Question 23: Why did Mama get arrested at the Hilton last night?

Another letter to my baby in these continuously unprecedented times

Dear Nathaniel,

I’m sorry I missed bedtime last night. 

I love bedtime with you. I love making you dinner, giving you your bath, snuggling you into PJs, reading you stories (when you let me), and singing you the sh’ma. I love the smell of your little head and the coziness of your nursery with just the glow of the lamp. I love tiptoeing out of your room and hugging Dada and feeling a love and gratitude that can’t begin to be encapsulated with language. 

But last night, I couldn’t be home for bedtime. Last night, when Dada was turning off your light, I was getting arrested by the NYPD at a hotel in downtown Manhattan (a hotel is like your nursery only you have to share a room with Mama and Dada and nobody gets to sleep well). I was arrested as part of a protest against Hilton, which is a big hotel company that’s allowing ICE agents to book rooms at their properties. 

You’re not old enough to understand things like arrests yet, or, indeed, the idea of a hotel or the police, but when you’re older you’ll learn that the police are people who are theoretically supposed to help keep you safe, and when they see someone doing something against the rules, sometimes they arrest them. (No, you will not be arrested for pulling Dada’s DVDs off the shelves.)
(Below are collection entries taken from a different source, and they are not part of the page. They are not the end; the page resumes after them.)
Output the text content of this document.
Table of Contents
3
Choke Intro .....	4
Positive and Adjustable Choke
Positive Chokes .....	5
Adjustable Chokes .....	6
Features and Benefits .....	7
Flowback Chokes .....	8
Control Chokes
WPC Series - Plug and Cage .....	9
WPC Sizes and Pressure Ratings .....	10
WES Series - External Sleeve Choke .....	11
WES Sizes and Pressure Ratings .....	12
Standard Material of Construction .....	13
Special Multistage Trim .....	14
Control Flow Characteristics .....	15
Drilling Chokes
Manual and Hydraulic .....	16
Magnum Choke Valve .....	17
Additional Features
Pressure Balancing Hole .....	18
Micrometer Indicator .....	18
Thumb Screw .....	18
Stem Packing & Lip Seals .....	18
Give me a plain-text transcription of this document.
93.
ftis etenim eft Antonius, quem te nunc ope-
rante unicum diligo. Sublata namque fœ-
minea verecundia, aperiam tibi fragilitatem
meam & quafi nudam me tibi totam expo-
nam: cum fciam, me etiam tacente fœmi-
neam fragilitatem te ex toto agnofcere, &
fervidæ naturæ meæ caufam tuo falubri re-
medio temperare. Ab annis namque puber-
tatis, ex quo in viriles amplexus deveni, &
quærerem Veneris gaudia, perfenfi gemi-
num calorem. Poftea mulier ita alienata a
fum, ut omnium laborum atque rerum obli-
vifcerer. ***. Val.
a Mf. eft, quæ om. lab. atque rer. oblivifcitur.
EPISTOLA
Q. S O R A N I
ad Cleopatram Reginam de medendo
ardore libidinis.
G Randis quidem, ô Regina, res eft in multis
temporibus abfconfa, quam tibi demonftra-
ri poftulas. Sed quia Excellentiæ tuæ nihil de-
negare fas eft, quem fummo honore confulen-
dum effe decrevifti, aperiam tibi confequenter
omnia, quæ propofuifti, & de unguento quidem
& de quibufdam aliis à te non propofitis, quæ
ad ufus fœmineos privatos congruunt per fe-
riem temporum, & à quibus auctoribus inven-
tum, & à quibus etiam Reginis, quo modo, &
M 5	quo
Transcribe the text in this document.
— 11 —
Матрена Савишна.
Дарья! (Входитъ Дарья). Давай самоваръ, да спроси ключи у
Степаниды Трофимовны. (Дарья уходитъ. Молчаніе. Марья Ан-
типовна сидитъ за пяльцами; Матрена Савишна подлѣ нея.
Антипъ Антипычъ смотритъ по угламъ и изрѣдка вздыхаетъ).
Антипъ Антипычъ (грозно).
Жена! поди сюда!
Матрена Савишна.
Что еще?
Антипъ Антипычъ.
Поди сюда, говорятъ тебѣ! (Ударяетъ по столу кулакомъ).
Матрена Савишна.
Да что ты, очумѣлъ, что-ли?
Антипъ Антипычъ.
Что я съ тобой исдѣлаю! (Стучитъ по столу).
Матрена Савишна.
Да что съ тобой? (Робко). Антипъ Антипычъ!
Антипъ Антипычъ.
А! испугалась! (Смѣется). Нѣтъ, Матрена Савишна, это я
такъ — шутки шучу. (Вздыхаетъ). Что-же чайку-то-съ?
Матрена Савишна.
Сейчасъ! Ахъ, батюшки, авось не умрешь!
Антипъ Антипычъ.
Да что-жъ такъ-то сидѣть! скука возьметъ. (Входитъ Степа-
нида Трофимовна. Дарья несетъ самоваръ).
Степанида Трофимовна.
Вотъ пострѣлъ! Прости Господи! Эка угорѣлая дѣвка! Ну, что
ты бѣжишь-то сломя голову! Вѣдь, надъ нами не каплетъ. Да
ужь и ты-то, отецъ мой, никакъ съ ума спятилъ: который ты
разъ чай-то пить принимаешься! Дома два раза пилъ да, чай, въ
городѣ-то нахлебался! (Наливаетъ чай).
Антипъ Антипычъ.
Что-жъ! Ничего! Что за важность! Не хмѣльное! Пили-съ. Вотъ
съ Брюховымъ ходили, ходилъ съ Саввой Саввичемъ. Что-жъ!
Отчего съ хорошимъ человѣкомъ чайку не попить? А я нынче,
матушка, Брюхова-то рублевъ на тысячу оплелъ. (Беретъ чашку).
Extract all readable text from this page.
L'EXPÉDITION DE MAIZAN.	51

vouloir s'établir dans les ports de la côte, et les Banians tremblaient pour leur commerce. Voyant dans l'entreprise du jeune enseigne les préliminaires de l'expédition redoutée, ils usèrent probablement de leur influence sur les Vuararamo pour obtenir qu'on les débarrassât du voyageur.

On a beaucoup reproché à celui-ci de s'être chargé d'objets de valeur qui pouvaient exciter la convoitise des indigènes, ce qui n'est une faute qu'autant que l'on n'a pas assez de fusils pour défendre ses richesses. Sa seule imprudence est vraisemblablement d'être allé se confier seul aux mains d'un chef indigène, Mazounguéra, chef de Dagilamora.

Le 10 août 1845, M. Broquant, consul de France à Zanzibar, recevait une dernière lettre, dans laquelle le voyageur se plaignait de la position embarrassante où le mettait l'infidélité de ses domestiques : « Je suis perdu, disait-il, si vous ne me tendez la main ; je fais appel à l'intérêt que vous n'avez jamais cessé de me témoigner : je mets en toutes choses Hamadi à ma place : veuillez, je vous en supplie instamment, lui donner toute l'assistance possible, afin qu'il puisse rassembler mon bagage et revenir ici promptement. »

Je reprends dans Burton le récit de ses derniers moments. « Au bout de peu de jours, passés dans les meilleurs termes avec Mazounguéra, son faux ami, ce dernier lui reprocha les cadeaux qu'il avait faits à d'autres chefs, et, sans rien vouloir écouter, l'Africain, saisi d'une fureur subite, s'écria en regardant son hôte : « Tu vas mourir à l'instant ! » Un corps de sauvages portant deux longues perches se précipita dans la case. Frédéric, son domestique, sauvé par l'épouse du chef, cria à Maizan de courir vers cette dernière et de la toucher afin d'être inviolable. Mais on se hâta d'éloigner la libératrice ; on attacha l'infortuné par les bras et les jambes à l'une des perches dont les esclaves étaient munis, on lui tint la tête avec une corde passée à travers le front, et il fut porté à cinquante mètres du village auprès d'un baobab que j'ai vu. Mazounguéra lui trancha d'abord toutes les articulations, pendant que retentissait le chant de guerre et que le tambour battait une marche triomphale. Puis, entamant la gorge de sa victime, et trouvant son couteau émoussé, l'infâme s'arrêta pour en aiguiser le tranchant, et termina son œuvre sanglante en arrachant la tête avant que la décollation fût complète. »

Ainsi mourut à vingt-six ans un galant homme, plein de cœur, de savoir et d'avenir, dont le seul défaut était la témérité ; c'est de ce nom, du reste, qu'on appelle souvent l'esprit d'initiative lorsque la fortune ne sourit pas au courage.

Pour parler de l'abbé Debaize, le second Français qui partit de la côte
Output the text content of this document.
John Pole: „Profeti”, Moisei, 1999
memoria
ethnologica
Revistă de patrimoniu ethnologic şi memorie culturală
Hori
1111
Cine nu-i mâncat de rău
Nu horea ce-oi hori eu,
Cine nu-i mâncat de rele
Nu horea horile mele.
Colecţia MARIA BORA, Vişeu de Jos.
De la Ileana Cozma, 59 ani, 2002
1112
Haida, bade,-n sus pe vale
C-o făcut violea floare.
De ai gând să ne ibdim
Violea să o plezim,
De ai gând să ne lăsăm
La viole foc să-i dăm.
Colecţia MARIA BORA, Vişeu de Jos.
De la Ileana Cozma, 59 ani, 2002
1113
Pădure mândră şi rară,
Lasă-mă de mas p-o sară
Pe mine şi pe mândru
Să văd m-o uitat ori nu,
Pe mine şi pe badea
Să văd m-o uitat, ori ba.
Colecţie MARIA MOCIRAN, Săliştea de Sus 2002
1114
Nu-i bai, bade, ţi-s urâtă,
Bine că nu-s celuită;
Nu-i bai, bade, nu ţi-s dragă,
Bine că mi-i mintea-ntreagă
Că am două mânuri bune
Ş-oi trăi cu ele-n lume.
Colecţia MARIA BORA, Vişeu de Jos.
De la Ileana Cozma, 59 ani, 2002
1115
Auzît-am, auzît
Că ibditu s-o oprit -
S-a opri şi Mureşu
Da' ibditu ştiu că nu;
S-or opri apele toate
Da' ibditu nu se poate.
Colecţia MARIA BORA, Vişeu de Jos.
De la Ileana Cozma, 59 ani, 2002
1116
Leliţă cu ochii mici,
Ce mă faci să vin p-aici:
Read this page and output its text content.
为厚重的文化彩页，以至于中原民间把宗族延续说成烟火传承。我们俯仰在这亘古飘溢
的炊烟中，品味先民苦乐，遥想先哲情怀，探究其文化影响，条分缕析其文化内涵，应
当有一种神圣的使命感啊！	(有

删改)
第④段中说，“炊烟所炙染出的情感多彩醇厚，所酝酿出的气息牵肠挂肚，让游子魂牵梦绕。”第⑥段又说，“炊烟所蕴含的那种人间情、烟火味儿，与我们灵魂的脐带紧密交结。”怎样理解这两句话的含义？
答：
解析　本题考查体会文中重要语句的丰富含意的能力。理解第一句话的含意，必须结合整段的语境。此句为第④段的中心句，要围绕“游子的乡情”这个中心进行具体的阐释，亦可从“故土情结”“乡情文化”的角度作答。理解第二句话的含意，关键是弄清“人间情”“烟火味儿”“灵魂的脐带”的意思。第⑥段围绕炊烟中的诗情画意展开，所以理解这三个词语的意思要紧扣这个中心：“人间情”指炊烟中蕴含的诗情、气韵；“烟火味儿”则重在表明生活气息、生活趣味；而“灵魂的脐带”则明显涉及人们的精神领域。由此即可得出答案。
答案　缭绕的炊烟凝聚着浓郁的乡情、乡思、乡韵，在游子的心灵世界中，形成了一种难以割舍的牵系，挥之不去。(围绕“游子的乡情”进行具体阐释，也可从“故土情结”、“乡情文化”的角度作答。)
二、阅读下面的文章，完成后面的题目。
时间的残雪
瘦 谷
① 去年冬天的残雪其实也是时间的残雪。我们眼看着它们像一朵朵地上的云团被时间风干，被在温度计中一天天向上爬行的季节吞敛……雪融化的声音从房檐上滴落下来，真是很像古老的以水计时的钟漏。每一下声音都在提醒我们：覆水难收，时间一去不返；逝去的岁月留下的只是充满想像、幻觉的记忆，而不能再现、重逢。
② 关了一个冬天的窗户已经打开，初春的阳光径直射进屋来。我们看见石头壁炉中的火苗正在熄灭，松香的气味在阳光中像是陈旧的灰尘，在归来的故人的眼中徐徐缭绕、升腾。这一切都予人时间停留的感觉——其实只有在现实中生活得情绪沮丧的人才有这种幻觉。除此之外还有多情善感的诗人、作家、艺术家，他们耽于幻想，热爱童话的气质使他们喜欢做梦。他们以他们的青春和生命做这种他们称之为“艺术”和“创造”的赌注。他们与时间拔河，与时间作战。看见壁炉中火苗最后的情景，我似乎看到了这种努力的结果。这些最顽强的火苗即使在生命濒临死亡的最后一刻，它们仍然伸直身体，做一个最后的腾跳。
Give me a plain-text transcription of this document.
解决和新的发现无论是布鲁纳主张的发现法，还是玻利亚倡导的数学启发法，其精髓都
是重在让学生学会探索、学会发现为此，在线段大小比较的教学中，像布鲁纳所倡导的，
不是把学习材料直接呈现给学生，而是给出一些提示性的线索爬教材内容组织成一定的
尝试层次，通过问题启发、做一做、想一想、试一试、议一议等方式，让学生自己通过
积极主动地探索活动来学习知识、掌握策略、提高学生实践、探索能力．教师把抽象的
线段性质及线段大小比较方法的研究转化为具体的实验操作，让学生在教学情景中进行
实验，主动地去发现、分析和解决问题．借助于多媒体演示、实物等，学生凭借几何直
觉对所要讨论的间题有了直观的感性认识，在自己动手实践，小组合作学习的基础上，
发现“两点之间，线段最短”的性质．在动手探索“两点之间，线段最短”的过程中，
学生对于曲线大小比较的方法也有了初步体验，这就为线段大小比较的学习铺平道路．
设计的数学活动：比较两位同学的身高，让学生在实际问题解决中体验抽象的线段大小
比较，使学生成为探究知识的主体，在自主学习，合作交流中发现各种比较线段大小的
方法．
I’ve only been arrested once before, several years ago, at a protest not so different from this one. Regular people, upset about businesses cooperating with government agencies who are doing bad things to other regular people, sat down where they weren’t supposed to sit, made a lot of noise, and didn’t listen when the police told them to move. An arrest like this is usually calm, especially for people who look and sound like me. Officers treat protestors with respect. The cuffs aren’t too tight. But the reason I got arrested was because of other arrests— arrests that aren’t calm or respectful and that don’t end up with the arrestees being released and arriving home in time to wake their babies up and make them breakfast the next morning. 

ICE is an agency that takes mamas and dadas and aunties and uncles and grandparents and cousins and friends away, holds them in really uncomfortable places where we don’t even really know what happens because we don’t have documentation of it, and then sometimes sends them to other countries far, far away from their families. ICE has existed for a while but recently it’s gotten to be bolder and meaner, with much more funding and much more violence. Many people have been killed by ICE, including American citizens and people who’ve lived in the United States for a long time. And many, many more people have been hurt in their homes and at work and at school and on the streets. 

Not everyone can take the risk of being arrested like I was, but nearly everyone can do something to show ICE that what they’re doing is wrong, and that we care about our neighbors whether they’re new immigrants or have been here for many generations. Grownups can call their representatives. They can learn how to report an ICE sighting. They can boycott companies like Amazon, Target, and Hilton that are collaborating with and enabling ICE. They can sign up for court watch shifts. They can join a mutual aid society or another organization in their neighborhood or city. They can literally just talk to their neighbors and build local community so that if something bad happens, there’s a collective network to draw on. 

A lot of the time, sweetheart, people don’t do these things not because they don’t care but because they don’t think it will make a difference. But it will. Last night it took almost an hour once the police arrived for them to begin arresting us, because the executives at Hilton wanted to avoid the optics of such arrests. If enough people cancel Hilton reservations, or stage protests like this at other Hilton properties, or call and email their corporate offices, eventually they will relent because they’re a business. Businesses care about profit. Representatives care about being reelected. We are not helpless, and if we can act with sustained courage— each of us doing whatever we can— we will help our fellow humans learn to be kind to one another and see in one another’s faces the divine reflection I see in yours. 

Nathaniel, you’re in a stage of your life where nearly everybody is kind to you, and I hope you stay there as long as you can. But part of being someone people are generally nice to is figuring out how to help people who aren’t as lucky. You’ll learn more about this as you grow. What it meant for me last night was that, even though I wanted to be home with you, I knew that missing one bedtime with you was worth it to help send a message to Hilton and to ICE. Because so many mamas and dadas are being taken away from their babies with no idea when or if they’ll see them again. Because agents are treating people as less than human, and as Jews we know all too well where that leads. Because if we want the society I dream of for you, and all the little ones like you, we adults have to build it. 

I promise extra snuggles tonight. I love you.